Self Care Is Stupid… Until It Isn’t

So here is something it took me a really really long time to get my head around. I used to think self care is stupid. I still kind of do, if it’s the just go take a bubble bath kind of self care. For my overall health and wellness I need to get over myself and my long-engrained attitudes towards what self care actually is. Because dude, I totally need self care. EVERYBODY does.
The documentary Stutz on Netflix was the first time the notion of exercise could be self care because it’s good for you and feels good. Jonah Hill, like many of us, viewed working out as a means to an end; that end being weight loss or a “beach body.” What an amazing concept and yet so simple. Once upon a time I got up at 5am and went to the boxing gym every day. I loved those workouts. I used to espouse that it was so good for me because it would be the hardest think I’d do all day. And the fighter mentality finally shushed my inner critic who’d pipe up randomly from time to time.
But then came the pandemic and gym closures. And then came my daughter’s eating disorder which required a no-holds-barred approach to support her recovery and wellness. It gave me a new outlook on diet culture and nutrition and complicated my relationship with fitness. And in my new goals to approach midlife without a crisis, I need to find ways to care for my body and mind in ways that don’t shame or harm others or myself. Enter self care.
Exercise is self care.
Eating is self care.
Sleeping is self care.
Heck, even drinking water is self care (if you struggle to stay hydrated).
Thinking self care is stupid is not self care.

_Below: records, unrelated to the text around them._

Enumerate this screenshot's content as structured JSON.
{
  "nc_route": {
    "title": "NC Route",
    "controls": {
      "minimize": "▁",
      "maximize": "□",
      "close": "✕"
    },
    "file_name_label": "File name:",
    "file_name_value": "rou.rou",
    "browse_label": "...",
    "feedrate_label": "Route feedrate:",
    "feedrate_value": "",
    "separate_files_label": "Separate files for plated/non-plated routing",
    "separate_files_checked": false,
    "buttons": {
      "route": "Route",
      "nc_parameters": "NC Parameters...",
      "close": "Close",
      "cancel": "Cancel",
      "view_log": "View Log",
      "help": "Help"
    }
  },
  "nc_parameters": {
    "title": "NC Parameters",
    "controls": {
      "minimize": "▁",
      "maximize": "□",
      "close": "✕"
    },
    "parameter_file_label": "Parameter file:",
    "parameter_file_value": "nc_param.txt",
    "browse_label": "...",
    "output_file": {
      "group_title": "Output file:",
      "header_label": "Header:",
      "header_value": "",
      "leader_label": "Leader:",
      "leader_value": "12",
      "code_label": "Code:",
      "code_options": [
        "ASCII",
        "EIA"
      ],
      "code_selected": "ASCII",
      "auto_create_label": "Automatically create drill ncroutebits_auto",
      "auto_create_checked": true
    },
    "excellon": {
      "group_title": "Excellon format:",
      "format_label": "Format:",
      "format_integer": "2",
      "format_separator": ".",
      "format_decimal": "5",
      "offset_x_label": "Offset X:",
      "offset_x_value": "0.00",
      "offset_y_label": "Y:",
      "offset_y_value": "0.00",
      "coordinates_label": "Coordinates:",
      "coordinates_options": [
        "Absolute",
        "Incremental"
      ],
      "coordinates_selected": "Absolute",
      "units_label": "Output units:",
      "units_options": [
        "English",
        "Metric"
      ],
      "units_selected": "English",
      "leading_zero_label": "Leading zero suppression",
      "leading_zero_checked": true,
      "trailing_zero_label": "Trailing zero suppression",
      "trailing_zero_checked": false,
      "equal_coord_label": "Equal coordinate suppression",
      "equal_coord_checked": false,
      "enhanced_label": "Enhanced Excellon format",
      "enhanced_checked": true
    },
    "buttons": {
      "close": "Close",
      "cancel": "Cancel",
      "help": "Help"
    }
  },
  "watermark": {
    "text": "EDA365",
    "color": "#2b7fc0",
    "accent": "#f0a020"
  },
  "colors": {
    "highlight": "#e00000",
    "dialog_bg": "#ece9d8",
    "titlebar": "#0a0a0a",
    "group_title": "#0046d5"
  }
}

Maybe most people have grasped this concept by now and I’m the only oldtimer who still thinks the bubble bath bandwagon is how most view this concept. We all have our morning routines to start our day to get us and our family moving; how you’ve designed your schedule to best suit you (even if it’s because you need to show up for others) is actually self care.
For a bazillion years we’ve been told we need to strap our oxygen mask on first yada yada yada, but this idea is deeper than that. This is not letting our baby go precious minutes without oxygen while we fumble with the straps of the weird plastic mask while some random problem on the plane terrifies us all. This is all the steps that brought us on the plane in the first place so that if we actually needed to put on a mask it would not be overwhelming to figure it out and just pop it on and get moving with helping our kids.
It’s not caring for ourselves first. It’s simply caring for ourselves. That’s it. It’s not a hierarchy and no one or no thing has priority. It’s part of the wheel that just keeps turning.
Am I off base here? If I’m on to something my only regret is that I needed to burn out before I figured it out.